I have a kindle fire.  I had a Palm T3 that had a calendar/contact software.  I am looking to replace that.  I would like to have the data on my desktop so that I can have a backup and enter data easily.  I really do not expect to transfer the Palm data, but it would be nice. Can someone be kind enough to suggest a good Calender/Contact app for the fire.  I am not looking for "free". 

Thanks


----------



## Ann in Arlington (Oct 27, 2008)

CalenGoo is not too expensive.  Currently $5.99.

With it you can sync to a Google calendar. I also have my Outlook calendar syncing with Google so, esentially, my outlook calendar syncs with my Fire calendar.

I've not looked for a contact app as I've not seen the need but I know there are some out there. . . .I do have my outlook contacts sync with Google contacts so that they're on my phone so if I wanted one I'd, again, look for something that would sync with Google.


----------



## Betsy the Quilter (Oct 27, 2008)

JesseH said:


> I have a kindle fire. I had a Palm T3 that had a calendar/contact software. I am looking to replace that. I would like to have the data on my desktop so that I can have a backup and enter data easily. I really do not expect to transfer the Palm data, but it would be nice. Can someone be kind enough to suggest a good Calender/Contact app for the fire. I am not looking for "free".
> 
> Thanks


JesseH,

I just found this last night and you might be interested. The desktop component is pricey ($49.95) but there's a two week trial and it does exactly what I want and would work for you, too.

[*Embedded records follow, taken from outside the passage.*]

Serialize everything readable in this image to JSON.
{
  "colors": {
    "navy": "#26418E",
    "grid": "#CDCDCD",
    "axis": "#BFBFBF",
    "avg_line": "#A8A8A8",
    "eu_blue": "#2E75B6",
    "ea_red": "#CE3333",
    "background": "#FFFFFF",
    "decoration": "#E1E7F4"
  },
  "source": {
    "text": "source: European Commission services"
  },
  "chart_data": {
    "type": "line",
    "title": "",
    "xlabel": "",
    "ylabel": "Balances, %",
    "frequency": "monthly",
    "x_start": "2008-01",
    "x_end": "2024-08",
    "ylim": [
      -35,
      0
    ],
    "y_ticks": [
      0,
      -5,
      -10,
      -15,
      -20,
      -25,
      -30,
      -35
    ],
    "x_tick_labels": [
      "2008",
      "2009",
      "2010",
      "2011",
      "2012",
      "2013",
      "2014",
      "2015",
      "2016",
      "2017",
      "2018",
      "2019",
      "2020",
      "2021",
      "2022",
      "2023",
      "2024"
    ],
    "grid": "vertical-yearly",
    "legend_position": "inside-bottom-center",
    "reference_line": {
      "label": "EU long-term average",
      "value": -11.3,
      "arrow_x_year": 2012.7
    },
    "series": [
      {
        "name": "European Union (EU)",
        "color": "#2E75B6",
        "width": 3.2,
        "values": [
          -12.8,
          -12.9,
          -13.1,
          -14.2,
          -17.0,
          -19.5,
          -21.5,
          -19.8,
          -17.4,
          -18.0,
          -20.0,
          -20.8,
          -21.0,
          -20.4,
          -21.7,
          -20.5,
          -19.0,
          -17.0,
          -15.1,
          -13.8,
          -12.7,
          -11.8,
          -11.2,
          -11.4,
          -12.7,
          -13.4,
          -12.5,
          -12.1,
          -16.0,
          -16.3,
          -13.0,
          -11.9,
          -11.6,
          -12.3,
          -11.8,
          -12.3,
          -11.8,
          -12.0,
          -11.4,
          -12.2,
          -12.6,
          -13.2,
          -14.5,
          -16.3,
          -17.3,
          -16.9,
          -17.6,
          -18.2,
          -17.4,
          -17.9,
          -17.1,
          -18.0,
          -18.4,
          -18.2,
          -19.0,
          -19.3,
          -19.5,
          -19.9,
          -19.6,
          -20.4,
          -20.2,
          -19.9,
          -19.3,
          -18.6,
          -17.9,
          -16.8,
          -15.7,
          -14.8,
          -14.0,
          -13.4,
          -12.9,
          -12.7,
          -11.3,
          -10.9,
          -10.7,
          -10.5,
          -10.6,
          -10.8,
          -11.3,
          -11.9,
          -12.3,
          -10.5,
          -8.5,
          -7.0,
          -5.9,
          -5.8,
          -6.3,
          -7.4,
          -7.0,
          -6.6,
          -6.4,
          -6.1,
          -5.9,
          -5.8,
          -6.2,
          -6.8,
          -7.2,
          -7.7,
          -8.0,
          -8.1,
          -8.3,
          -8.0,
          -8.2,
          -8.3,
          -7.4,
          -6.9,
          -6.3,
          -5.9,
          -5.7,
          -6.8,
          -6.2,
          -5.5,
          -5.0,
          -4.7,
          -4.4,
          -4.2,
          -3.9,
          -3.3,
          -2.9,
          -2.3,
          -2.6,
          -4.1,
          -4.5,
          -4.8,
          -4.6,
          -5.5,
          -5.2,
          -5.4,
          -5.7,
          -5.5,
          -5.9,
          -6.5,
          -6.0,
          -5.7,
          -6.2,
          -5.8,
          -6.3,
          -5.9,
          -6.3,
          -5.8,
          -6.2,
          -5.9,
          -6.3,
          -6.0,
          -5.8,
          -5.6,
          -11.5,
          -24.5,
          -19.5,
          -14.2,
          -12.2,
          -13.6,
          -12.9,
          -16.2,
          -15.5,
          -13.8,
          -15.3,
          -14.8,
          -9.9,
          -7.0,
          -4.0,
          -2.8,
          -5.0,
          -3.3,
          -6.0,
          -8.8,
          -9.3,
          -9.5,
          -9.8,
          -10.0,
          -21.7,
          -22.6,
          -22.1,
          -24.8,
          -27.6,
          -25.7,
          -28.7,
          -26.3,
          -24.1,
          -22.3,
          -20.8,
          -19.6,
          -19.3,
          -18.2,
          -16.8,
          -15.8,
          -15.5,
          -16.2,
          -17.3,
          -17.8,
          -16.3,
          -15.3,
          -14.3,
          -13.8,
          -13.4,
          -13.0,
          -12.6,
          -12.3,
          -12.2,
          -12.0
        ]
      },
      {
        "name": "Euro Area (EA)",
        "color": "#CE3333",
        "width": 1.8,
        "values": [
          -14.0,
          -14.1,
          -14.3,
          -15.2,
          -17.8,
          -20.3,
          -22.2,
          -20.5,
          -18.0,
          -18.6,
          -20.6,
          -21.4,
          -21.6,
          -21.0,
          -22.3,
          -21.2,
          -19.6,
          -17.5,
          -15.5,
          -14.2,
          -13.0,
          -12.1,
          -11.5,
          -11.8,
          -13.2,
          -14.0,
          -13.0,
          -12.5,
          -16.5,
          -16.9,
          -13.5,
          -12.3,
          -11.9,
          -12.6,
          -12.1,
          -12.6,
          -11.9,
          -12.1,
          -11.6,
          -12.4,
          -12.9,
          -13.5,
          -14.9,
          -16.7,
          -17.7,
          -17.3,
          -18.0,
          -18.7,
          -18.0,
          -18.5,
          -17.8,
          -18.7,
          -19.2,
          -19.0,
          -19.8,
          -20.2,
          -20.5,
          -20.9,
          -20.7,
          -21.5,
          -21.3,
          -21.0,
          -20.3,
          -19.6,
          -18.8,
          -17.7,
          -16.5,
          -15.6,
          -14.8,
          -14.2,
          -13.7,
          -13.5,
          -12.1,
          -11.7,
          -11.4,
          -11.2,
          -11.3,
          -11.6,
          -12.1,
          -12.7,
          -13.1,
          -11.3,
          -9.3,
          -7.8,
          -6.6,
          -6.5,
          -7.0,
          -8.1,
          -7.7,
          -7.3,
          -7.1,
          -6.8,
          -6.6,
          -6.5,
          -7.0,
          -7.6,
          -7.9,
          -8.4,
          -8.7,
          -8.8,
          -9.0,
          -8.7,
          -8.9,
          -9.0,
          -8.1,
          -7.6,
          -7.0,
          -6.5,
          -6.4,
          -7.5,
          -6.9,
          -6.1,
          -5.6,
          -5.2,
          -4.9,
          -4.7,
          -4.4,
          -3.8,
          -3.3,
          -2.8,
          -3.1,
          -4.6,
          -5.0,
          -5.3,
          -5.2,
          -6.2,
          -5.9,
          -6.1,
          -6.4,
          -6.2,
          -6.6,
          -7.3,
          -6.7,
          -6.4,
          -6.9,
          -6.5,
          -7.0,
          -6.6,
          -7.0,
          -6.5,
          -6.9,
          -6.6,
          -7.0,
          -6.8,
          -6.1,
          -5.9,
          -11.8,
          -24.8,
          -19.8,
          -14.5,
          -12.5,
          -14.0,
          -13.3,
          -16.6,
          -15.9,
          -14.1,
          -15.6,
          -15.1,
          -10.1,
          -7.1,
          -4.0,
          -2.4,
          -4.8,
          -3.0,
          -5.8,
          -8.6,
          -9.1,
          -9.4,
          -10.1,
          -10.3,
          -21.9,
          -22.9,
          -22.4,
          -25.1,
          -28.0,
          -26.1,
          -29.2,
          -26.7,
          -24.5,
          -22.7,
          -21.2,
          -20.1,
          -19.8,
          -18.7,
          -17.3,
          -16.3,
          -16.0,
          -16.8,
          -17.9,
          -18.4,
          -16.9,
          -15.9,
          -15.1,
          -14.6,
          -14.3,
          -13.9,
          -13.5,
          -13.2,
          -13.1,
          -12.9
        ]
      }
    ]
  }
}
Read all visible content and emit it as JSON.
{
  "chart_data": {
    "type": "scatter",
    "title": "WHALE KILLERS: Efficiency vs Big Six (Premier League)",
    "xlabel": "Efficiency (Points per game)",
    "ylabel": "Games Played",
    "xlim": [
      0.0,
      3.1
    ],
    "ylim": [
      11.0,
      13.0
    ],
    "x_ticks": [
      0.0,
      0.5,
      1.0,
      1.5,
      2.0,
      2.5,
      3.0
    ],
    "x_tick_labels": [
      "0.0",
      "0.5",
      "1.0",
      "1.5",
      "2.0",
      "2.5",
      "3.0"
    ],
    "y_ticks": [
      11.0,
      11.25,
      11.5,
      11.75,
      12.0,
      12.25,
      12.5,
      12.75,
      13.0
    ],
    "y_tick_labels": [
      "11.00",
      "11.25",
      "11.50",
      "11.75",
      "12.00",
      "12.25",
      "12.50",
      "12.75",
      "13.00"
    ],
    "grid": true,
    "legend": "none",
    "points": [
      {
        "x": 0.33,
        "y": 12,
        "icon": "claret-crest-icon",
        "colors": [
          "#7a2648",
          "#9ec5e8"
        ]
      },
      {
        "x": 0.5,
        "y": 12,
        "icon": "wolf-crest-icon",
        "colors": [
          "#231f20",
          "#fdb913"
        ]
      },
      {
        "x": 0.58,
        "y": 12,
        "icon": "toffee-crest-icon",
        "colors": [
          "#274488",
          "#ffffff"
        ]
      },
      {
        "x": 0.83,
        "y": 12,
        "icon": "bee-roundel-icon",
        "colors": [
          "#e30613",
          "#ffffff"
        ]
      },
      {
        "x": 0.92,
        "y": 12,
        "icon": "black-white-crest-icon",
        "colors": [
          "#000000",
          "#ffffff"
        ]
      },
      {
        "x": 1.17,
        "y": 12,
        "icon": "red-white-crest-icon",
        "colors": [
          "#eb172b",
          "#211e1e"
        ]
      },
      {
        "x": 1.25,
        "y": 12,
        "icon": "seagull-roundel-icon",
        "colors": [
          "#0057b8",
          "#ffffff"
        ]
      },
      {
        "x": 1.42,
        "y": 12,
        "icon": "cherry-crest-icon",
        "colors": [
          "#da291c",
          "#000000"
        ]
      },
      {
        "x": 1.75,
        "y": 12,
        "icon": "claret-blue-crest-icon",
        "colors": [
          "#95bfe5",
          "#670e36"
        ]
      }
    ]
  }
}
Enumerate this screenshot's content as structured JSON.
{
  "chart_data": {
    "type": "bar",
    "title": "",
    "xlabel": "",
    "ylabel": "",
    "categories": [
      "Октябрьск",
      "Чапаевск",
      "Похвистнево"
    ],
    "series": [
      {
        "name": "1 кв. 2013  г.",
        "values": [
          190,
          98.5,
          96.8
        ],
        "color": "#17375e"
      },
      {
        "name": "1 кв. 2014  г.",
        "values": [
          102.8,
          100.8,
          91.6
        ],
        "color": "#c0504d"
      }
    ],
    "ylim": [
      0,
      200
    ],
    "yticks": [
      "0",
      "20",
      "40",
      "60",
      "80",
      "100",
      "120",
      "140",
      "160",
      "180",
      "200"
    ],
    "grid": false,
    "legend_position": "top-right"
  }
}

I use a desktop contact manager (Chaos Software's Intellect!) that I started using as a replacement for the Palm Desktop with my Palm T/X. I've been synching it to Google to get the calendar to sync but haven't been crazy about it. Went to their site to see if they had an Android component and they suggested CompanionLink which pairs with a free Android app called DejaOffice which is available through Amazon's App Market, as I just found out. through the Android Market and also directly from their website www.dejaoffice.com (key for me as I can't access the Android Market). I actually like this app (DejaOffice) better than any other calendar app I've tried so far.



Go to www.companionlink.com/android/ and click on "Sync Android with Palm Desktop" under Choose Your Database

It will sync wirelessly and you can set how you want updates to occur--desktop overrides device, device overrides desktop, latest update, etc.

I installed it last night and am pretty pleased, it picked up all my stuff from Intellect. DejaOffice has an iPad app, too, that I might try. (Note, tried it, couldn't get it to sync properly but that might because I already used Companion Link to sync to the Fire...still fiddling.)

So, basically, you need the desktop component, Campanionlink, for $49.95 and the free app, DejaOffice. The desktop component is pricey, but I'm going to use the free trial and add it to my iPad and see what I think.

Betsy


----------



## Ann in Arlington (Oct 27, 2008)

Here's a link. Reviews are mixed. . .the negatives mentioning that they don't talk about needing the paid companion program for it to work properly.


----------



## Betsy the Quilter (Oct 27, 2008)

Ann in Arlington said:


> Here's a link. Reviews are mixed. . .the negatives mentioning that they don't talk about needing the paid companion program for it to work properly.


Yeah, I added a link to my original one, too, before I saw yours...

I think you can use it as a stand alone and have it work with the built in Android apps, which is all it really says in the Amazon description. *shrug* I saw those reviews but they struck me more as people who don't read the instructions. And it's free to try. Probably more useful if you have a phone than with the Fire.

Their website is very clear on how to work with PC software. I really like it and will probably get the CompanionLink software after my free trial, pricey though it is. I really like Intellect. Now, if I can only get the iPad version working...they sell a separate software that is supposed to work with multiple databases and devices, but that's definitely out my price league.

Admittedly, the companionlink software is pricey, but for those of us who looooove our desktop client, it's an option. 

Betsy


----------



## Steph H (Oct 28, 2008)

Betsy, that's what I'm most likely going to get, though I still need to try it; I read about it a week or so ago.  But I want to be able to sync ALL my Outlook stuff -- contacts, tasks, notes -- in addition to calendar, and that's the only program, with the (pricey) desktop software, that I've found so far that does more than calendar.  And it'll still keep things synched with my Blackberry phone that way too, since I sync it with Outlook.

Glad to hear of someone that uses it and likes it!


----------